Rejected Medical Marijuana Dispensaries Revive Legal Fight Over 2018 Application Process By Sam Sutton

Politico (March 5, 2021) – – Businesses that lost out on a highly competitive application process for medical marijuana licenses in 2018 are reviving their legal battle against New Jersey’s Department of Health, claiming the department hasn’t adhered to a November ruling that called its handling of the request for applications process “arbitrary, capricious and unreasonable.”

On Thursday, Superior Court Appellate Division Judge Clarkson Fisher granted six applicants that had been rejected in the 2018 RFA the ability to file for emergent relief. Motions are due no later than March 9.

Why it matters: If the Appellate Division grants the motions, the health department’s attempts to develop the state’s medical marijuana program will be mired in even more litigation at a time when oversight of the industry is set to transition to the Cannabis Regulatory Commission. Jeff Brown, who oversees the medical marijuana program for the health department was named executive director of the new, as-yet unformed commission by Gov. Phil Murphy last year.

A health department spokesperson did not immediately respond to a request for comment.

What they want: The plaintiffs — five businesses that submitted a combined six applications in the 2018 RFA — want the department to further clarify the process it used to award six available licenses out of a pool of nearly 150 applicants. They also say the November ruling could merit the awarding of additional permits.

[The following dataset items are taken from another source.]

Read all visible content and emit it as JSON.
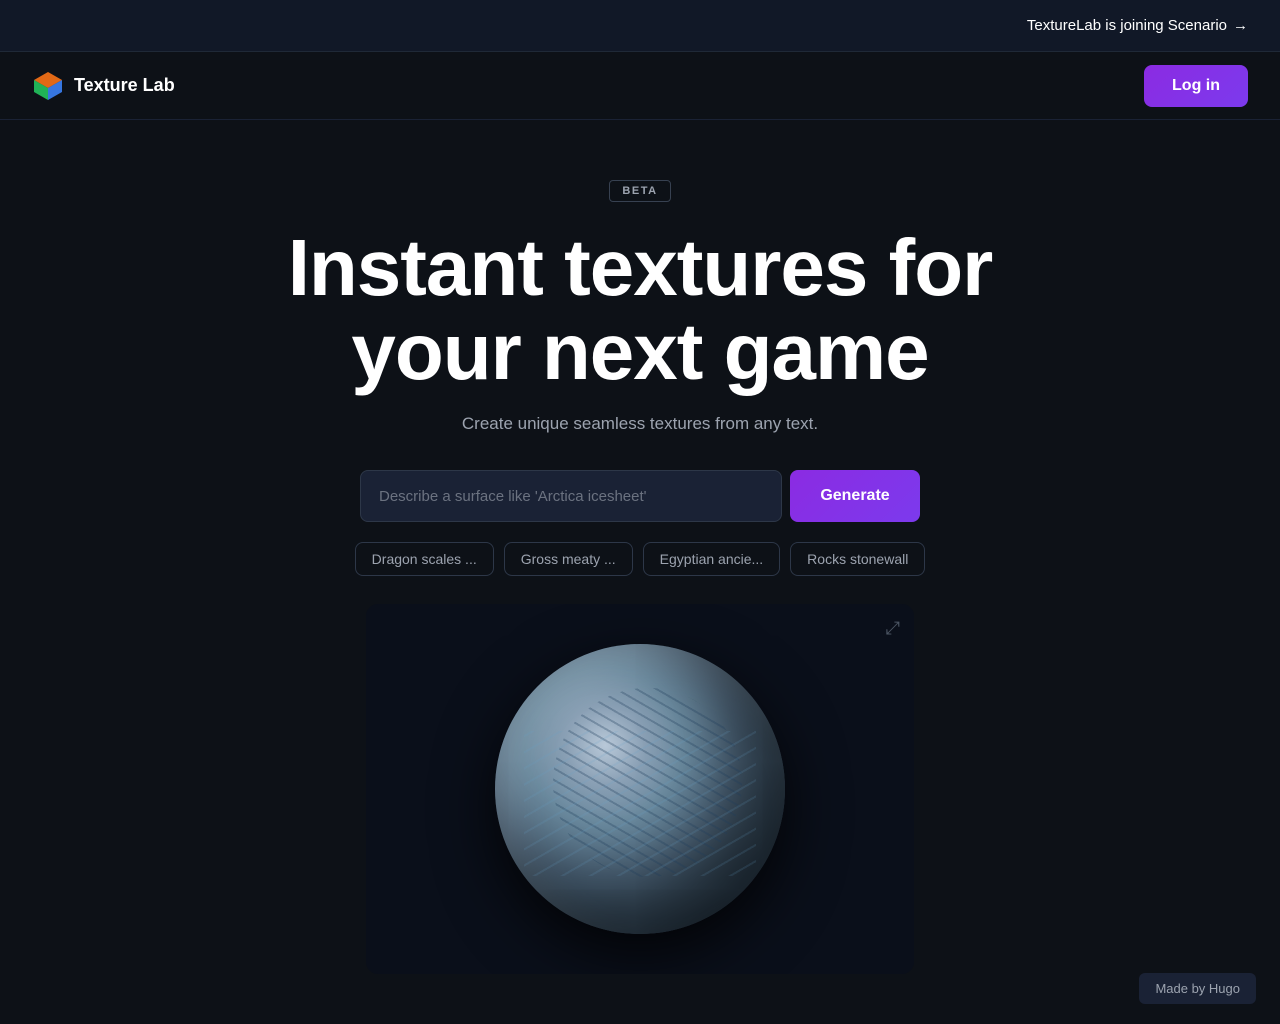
{
  "announcement": {
    "text": "TextureLab is joining Scenario",
    "arrow": "→"
  },
  "nav": {
    "logo_name": "Texture Lab",
    "login_label": "Log in"
  },
  "hero": {
    "beta_label": "BETA",
    "title_line1": "Instant textures for",
    "title_line2": "your next game",
    "subtitle": "Create unique seamless textures from any text.",
    "input_placeholder": "Describe a surface like 'Arctica icesheet'",
    "generate_label": "Generate"
  },
  "chips": [
    {
      "label": "Dragon scales ..."
    },
    {
      "label": "Gross meaty ..."
    },
    {
      "label": "Egyptian ancie..."
    },
    {
      "label": "Rocks stonewall"
    }
  ],
  "footer": {
    "made_by": "Made by Hugo"
  }
}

The health department announced the winners for the six permits in late 2018, however, and while the court’s November decision found there was nothing precluding the department from issuing additional permits — the department held another RFA offering for medical marijuana cultivation and dispensing licenses in 2019 — “we have no license to increase the number of successful applicants beyond six as the means for moving these proceedings more quickly to the next step. In fact, it is far from clear that any further proceedings will move any appellant into the top six,” according to the previous ruling.

What happened next: The department ultimately responded to the November ruling by setting up a supplemental submission process whereby the plaintiffs could challenge the scores they were awarded. It also set up a “Quality Control Committee” to review the RFA process and scoring criteria, which the November ruling had found to be problematic.

That isn’t enough, according to the applicants’ attorneys.

“The Department’s recalcitrance leaves the 2018 Appellants stuck on a treadmill,” Joshua Bauchner and Rahool Patel of Ansell Grimm & Aaron, wrote in a letter to the court. “The Department has refused to provide Appellants with the most basic additional information regarding the remand process, again leaving Appellants with more questions than answers.”